Anlässlich der Preisverleihung, die traditionell in Bernau am Hans-Thoma-Tag, dem zweiten Augustwochenende eines ungeraden Jahres stattfindet, wird eine Ausstellung mit Werken des neu nominierten Preisträgers im Hans-Thoma-Kunstmuseum eröffnet.“ (wikipedia)

Über Hans Thoma und der Geschichte des Preises mit seinem Namen hatte das Ministerium für Wissenschaft, Forschung und Kunst Baden-Württemberg im Jahr 2018 eine wissenschaftliche Studie in Auftrag gegeben. In der daraufhin erschienenen Publikation „Hans Thoma (1839-1924). Zur Rezeption des badischen Künstlers im Nationalsozialismus und in der Nachkriegszeit“ haben die Historiker Simon Metz und Isabelle Löffler 2022 empfohlen, dass im Rahmen von Thoma-Ausstellungen oder der Verleihung des Hans-Thoma-Preises auch dessen deutschnationalen und antisemitischen Äußerungen thematisiert werden sollten.

Im Jahr darauf erhielt diesen Preis Marcel van Eeden „für seinen Beitrag zur Entwicklung der neueren Kunst“. Der aus den Niederlanden stammende Maler, Zeichner und Fotograf griff sogleich diese Empfehlung auf. „Er ist in die Archive gegangen und hat recherchiert. Seine forschende und seine künstlerische Auseinandersetzung mit Hans Thoma schaffen mehr Klarheit über den Maler und die Schattenseiten seiner Biographie“, so Kulturstaatssekretär Arne Braun. „Der diesjährige Hans-Thoma-Preisträger eröffnet mit seiner Ausstellung einen neuen Blick auf den Künstler Hans Thoma, indem er sich mit einer bislang wenig beleuchteten Seite künstlerisch auseinandersetzt. Er ergänzt das Bild, das wir vom Maler Thoma haben, um Erkenntnisse aus bislang kaum erforschten Briefwechseln und Zitaten. Marcel van Eeden setzt sich in seinen Bildern mit den völkisch-nationalen Ansichten und auch antisemitischen Äußerungen von Hans Thoma auseinander.“

Marcel van Eeden in seiner Ausstellung im Museum für Photographie Braunschweig (alle Abb.: Kull.Vis.Komm.).
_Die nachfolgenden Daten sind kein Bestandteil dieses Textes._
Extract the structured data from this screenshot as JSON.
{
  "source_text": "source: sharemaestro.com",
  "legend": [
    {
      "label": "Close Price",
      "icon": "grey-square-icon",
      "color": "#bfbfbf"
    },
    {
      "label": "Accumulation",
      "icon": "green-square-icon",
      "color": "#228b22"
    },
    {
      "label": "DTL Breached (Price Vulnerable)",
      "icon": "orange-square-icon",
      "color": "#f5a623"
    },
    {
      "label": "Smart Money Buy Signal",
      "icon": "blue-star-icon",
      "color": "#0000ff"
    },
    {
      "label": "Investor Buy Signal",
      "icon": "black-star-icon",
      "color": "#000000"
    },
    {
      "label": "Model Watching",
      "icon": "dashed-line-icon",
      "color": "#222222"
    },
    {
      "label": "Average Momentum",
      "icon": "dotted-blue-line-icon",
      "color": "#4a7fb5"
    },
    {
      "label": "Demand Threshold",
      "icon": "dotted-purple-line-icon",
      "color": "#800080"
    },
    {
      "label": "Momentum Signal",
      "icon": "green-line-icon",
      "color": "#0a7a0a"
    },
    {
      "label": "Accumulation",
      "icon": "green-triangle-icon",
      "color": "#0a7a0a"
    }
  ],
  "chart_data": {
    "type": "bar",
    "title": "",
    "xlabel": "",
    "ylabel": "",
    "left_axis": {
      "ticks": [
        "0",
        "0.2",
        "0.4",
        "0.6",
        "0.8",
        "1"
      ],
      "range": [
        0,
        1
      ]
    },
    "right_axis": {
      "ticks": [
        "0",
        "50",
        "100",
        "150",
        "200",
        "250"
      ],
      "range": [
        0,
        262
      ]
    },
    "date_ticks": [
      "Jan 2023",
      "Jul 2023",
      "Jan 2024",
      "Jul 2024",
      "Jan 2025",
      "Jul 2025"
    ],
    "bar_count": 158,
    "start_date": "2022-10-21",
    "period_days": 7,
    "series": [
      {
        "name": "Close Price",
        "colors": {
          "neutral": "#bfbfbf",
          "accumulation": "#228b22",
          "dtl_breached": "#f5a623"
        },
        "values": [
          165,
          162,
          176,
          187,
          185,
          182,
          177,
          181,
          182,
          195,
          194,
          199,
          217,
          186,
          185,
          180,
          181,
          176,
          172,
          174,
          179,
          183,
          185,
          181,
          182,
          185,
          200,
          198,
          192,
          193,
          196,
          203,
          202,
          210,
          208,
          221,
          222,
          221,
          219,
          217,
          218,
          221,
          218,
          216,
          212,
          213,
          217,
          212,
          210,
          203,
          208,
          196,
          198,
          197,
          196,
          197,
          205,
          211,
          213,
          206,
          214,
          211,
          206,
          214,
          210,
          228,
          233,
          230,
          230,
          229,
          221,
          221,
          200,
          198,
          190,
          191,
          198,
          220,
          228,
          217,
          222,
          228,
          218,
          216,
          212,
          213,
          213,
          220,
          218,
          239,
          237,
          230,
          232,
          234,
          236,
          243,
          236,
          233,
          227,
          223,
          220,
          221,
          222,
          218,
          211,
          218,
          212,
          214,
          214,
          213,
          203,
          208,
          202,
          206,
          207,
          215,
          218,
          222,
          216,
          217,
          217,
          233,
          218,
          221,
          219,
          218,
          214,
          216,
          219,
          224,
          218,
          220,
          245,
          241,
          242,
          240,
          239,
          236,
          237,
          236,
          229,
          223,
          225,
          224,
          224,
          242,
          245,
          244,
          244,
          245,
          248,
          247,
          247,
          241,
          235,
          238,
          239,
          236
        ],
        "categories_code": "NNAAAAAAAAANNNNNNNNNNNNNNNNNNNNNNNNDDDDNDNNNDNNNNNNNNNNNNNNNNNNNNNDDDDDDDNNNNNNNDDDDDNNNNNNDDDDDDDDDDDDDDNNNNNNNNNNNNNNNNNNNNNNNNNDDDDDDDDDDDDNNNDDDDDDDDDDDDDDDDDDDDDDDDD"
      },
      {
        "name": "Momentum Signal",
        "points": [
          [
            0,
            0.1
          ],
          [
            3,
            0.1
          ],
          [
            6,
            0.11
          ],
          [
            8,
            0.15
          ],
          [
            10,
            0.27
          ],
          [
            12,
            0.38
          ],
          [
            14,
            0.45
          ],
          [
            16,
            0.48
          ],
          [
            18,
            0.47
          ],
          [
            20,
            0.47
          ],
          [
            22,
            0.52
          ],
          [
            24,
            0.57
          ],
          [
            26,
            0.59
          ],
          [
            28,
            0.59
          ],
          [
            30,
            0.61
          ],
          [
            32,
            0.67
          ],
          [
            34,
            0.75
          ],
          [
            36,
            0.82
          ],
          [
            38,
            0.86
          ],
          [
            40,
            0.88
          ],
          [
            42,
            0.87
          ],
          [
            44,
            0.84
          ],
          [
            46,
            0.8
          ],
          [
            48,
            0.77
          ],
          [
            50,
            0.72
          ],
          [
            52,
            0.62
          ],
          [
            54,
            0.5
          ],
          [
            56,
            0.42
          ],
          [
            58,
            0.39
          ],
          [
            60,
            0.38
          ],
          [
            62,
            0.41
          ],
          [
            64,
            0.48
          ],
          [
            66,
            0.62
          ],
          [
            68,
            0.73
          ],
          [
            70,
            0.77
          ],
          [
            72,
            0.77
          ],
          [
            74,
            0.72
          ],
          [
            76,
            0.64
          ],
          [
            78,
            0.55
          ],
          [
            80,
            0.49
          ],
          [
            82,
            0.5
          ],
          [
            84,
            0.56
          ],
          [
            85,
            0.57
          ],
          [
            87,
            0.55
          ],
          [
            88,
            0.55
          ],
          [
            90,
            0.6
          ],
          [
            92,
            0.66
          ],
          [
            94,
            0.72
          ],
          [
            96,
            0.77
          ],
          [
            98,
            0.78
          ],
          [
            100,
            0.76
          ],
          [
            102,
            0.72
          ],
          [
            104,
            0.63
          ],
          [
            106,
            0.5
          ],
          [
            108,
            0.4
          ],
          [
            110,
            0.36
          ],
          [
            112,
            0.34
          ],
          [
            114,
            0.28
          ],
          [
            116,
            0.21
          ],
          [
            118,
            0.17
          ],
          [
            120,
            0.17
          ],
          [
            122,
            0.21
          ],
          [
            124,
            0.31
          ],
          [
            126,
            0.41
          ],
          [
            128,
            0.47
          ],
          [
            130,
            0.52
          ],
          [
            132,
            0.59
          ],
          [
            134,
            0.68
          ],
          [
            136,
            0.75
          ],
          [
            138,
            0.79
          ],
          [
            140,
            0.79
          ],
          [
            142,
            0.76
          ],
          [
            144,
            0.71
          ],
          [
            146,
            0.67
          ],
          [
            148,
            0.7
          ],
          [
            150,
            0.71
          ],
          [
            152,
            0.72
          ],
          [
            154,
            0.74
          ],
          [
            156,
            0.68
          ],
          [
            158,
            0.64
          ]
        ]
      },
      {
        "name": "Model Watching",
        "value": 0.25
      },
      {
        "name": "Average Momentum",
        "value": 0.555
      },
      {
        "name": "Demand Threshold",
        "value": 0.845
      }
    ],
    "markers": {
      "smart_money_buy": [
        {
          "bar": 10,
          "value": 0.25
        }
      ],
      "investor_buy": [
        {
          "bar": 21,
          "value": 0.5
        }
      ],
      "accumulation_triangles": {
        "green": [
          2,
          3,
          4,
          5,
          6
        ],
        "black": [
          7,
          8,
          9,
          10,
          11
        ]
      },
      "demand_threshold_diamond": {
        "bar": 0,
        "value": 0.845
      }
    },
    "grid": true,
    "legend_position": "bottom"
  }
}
Marcel van Eeden, am 22. Nov. 1965 in Den Haag geboren, hatte1989-93 an der Koninklijke Academie van Beeldende Kunsten seiner Geburtsstadt Malerei studiert. Freischaffend lebte er danach einige Jahre in Berlin, ging dann jedoch 2014 als Professor für Malerei/Grafik an die Staatliche Akademie der Bildenden Künste Karlsruhe. Seit dem 1. Okt. 2021 ist er dort Rektor. Marcel van Eeden lebt und arbeitet in Karlsruhe, Zürich und Den Haag.

Als Niederländer war ihm bei seinen Recherchen besonders aufgefallen, dass Hans Thoma, was bislang kaum bekannt war, Ende des 19. Jahrhunderts eine Fahrt nach Amsterdam unternommen hatte. Reiseziel war die dortige „Rembrandt tentoonstelling“, die September bis Oktober 1898 im Stedelijkijk Museum im Rahmen der Krönungsfeierlichkeiten für Königin Wilhelmina stattfand.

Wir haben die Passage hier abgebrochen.